Já se perde a conta aos álbuns que já cantam na tão vasta e multifacetada carreira dos nova-iorquinos Krallice. O quarteto, apesar de nunca se ter aventurado em grandes investimentos de digressões mundiais ou a colaborar com editoras de alcance intercontinental, já é mais do que reconhecido e louvado nos circuitos do underground americano e europeu. Junto desde 2007, o grupo formado por Colin Marston, Nicholas McMaster, Mick Barr e Lev Weinstein já não tem mãos para segurar tanta criatividade, algo que chegou a ser questionado durante os três anos de espera entre o muito venerado black metal cósmico de Years Past Matter e a mutação espástica avant-garde de Ygg Huur. Desde este último, a expansão criativa, inspiração e imaginação do quarteto caminha sem qualquer rival, contando com nada mais nada menos do que OITO lançamentos, entre álbuns, EPs e colaborações – excluindo as várias miscelâneas de remasterizações e álbuns ao vivo. Tendo em conta que todos os membros (sem exceção) vivem também num mundo de milhares de projetos paralelos (mencione-se Dysrhythmia, Woe, Edenic Past, Encenathrakh, Beastlor e muitos mais), todos eles bem ativos e de recomendação, é de sublinhar que, se as ideias e a inspiração mudaram de alguma forma, foi sempre para mais!
O último checkpoint dos Krallice passou pelo disco de isolamento em pandemia Demonic Wealth, do ano passado, gravado e misturado totalmente à distância.
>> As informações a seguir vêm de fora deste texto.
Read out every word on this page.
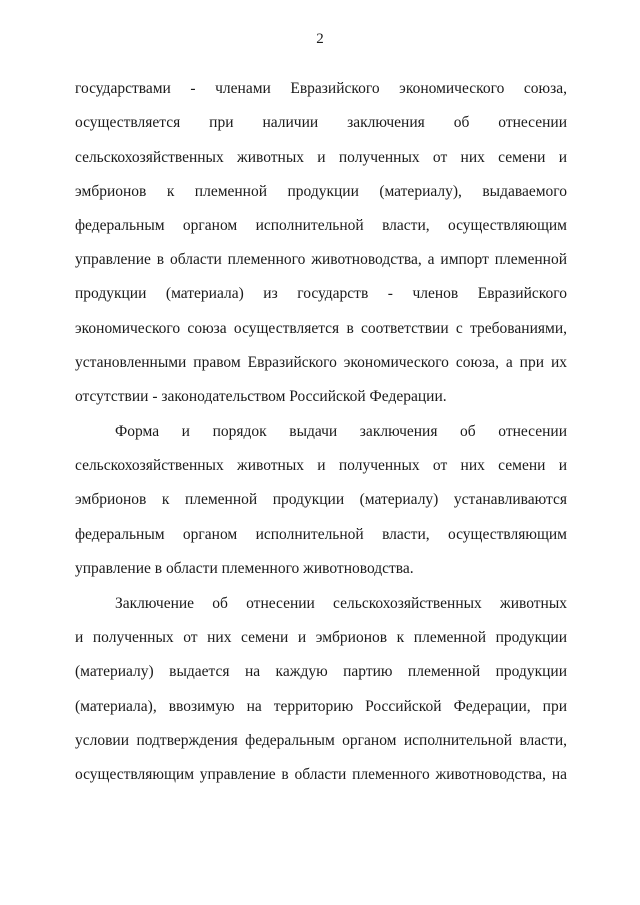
2
государствами - членами Евразийского экономического союза,
осуществляется при наличии заключения об отнесении
сельскохозяйственных животных и полученных от них семени и
эмбрионов к племенной продукции (материалу), выдаваемого
федеральным органом исполнительной власти, осуществляющим
управление в области племенного животноводства, а импорт племенной
продукции (материала) из государств - членов Евразийского
экономического союза осуществляется в соответствии с требованиями,
установленными правом Евразийского экономического союза, а при их
отсутствии - законодательством Российской Федерации.
Форма и порядок выдачи заключения об отнесении
сельскохозяйственных животных и полученных от них семени и
эмбрионов к племенной продукции (материалу) устанавливаются
федеральным органом исполнительной власти, осуществляющим
управление в области племенного животноводства.
Заключение об отнесении сельскохозяйственных животных
и полученных от них семени и эмбрионов к племенной продукции
(материалу) выдается на каждую партию племенной продукции
(материала), ввозимую на территорию Российской Федерации, при
условии подтверждения федеральным органом исполнительной власти,
осуществляющим управление в области племенного животноводства, на
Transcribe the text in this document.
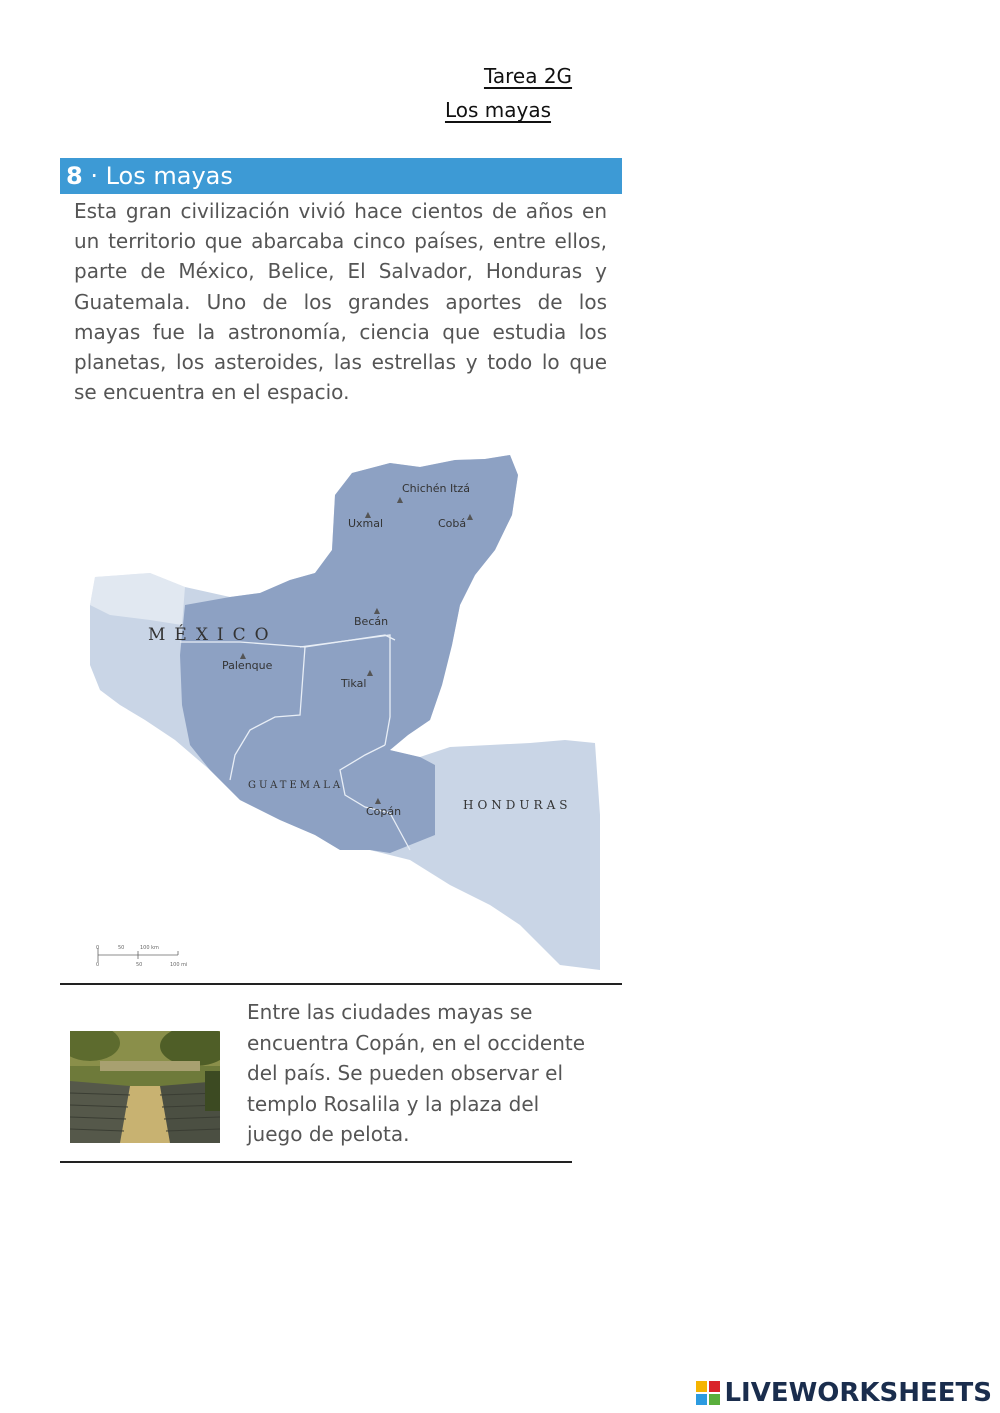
Tarea 2G
Los mayas
8 · Los mayas

Esta gran civilización vivió hace cientos de años en un territorio que abarcaba cinco países, entre ellos, parte de México, Belice, El Salvador, Honduras y Guatemala. Uno de los grandes aportes de los mayas fue la astronomía, ciencia que estudia los planetas, los asteroides, las estrellas y todo lo que se encuentra en el espacio.

▲
▲	▲
▲
▲
▲
▲
Chichén Itzá
Uxmal	Cobá
Becán
Palenque
Tikal
Copán
MÉXICO
GUATEMALA
HONDURAS
0	50	100 km
0	50	100 mi

Entre las ciudades mayas se encuentra Copán, en el occidente del país. Se pueden observar el templo Rosalila y la plaza del juego de pelota.

LIVEWORKSHEETS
O seu plano sonoro, que apresentou uma viragem com muitas ideias melódicas e estéticas extremamente interessantes, acabou por padecer no esquecimento pela necessidade de uma moldura reverberante realmente imponente e musculada. Crystalline Exhaustion deseja continuar este novo capítulo de tonalidades, mas com o devido e merecido upgrade no processo de gravação – totalmente facultado pelo próprio guitarrista Colin Marston no seu estúdio Menegroth the Thousand Caves. Recorrendo a uma nova afluência de dungeon synths e vários outros sintetizadores, denota-se uma lufada de ar fresco a contrastar com o pano de fundo pesado em frequências baixas e tons mais graves, faceta essa que se mostra imediatamente na inaugural “Frost”. As correntes de ar gélidas sentem-se nas batidas compassadas dos floor toms, bem como no surgimento dos sintetizadores em companhia do baixo.
Vivenciar este entrelaçar de cordas, sons e texturas pode parecer excessivamente sobreposto, mas a distinção é clara como o dia e as camadas dão tanto, mas tanto, à paisagem que é impossível imaginar este ecossistema sem esta interação. Os papéis dos instrumentos surgem ligeiramente alterados, com o habitual guitarrista Mick a focar-se no baixo, e com o habitual baixista Nicholas a trabalhar na guitarra. É interessante observar o quanto a banda cresce com estas pequenas, mas enormes, mudanças químicas. Muito mais power chords, menos riffs encavalitados e labirínticos, menos blast beats e muito mais espaço para respirar. “Telos” e “Heathen Swill” assumem-se como autênticas montanhas do Alaska, elevando-se pelas alturas das baterias em espiral e com umas linhas de baixo montanhosas e de tons assombrosos (inveje-se este tom!). O encorpado e castigador ambiente ártico é impiedoso e leva-nos ao limiar de uma hipotermia de subconsciência gelada.
As últimas duas pontuações, “Dismal Entity” e a extensíssima “Crystalline Exhaustion”, mostram a banda em pico de forma. Com a primeira a armar grandes planos de levitação sonora, esta emoldura-se como uma pintura clássica, com um banho de cores, formas e expressões. A última, por sua vez, transcende além de qualquer termo, palavra ou nome que tente fazer o mínimo de justiça em descrevê-la. Finalizando-se quase como um parceiro espiritual da vastíssima e calorosa “Monolith of Possession”, a exaustão cristalina responde no seu cerne ao frígido inverno em ascensão. Aqui, o sentido de melodia, escrita e expansividade ganham uma dimensão nunca antes vista na carreira da banda. É de sublinhar o poderio que esta rapaziada aqui alcançou neste fecho, como um brinde digno a tudo aquilo que o percurso dos Krallice tem vindo a afirmar.